I would as well, at least initially.
 
of course
so something with a red ("steep") curve is learned more quickly than something with a green ("shallow") curve, right?
(I think we're always primarily considering the very start of a learning process.)
(Because over time, all learning curves will get more horizontal.)
 
@flawr Yeah, that does not make intuitive sense to me.
Maybe the axes should be flipped. time(skill)
 
why would anyone want to put time on the vertical axis D:
 
We target a specific skill, yes? Then we want to know how long it'll take to get there.
 
6:59 PM
right. Time required
 
right, but I think the skill(time) formulation makes more sense, as you can put in as much time as you want and you will always have some kind of skill level, while on the other hand you might never achieve a certain level of skill
I think we can at least agree that if something is said to "have a learning curve" it technically says nothing about the "difficulty" of learning it, as every learnable thing has a learning curve.

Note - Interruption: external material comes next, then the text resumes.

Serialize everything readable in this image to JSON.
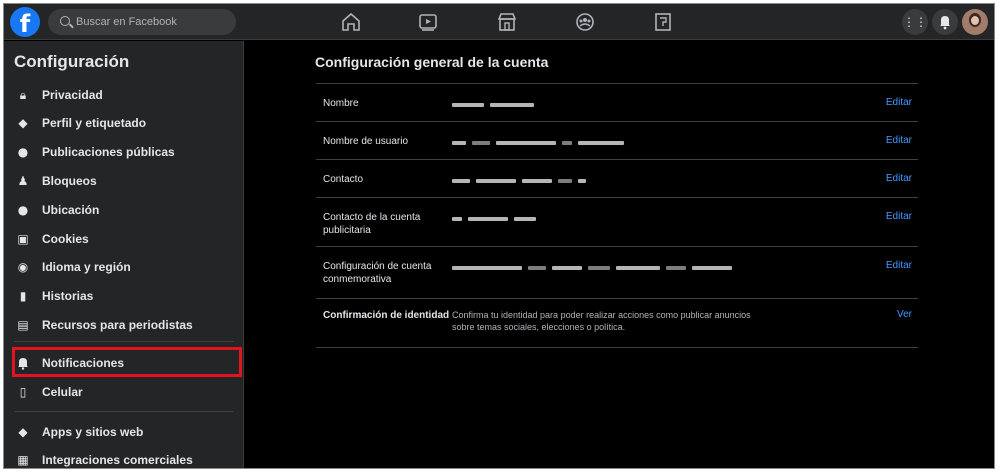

we could continue with my other pet peeve (I like this expression a lot btw:) that everything that everything that grows supposedly has an exponential growth according to the colloquial use of it:)
 
Yeah, I like my sinusoidal learning curve
 
I think we've established that learning curves are monotone? :P
 
7:22 PM
Yes, yes, ignore the troll.
 
Actually, come to think of it, you could have non-monotone learning curves if learning more makes it harder to do stuff.
 
8:08 PM
I thought about that as a subjective or perceived learning curve.
At some point in school just after we learned to divide I asked myself why we have so many more years of math to come, because we now know everything there is, right?
And right now I have the impression that I know next to nothing about math
 
It can be quite interesting how what one knows affects what one thinks one doesn't know.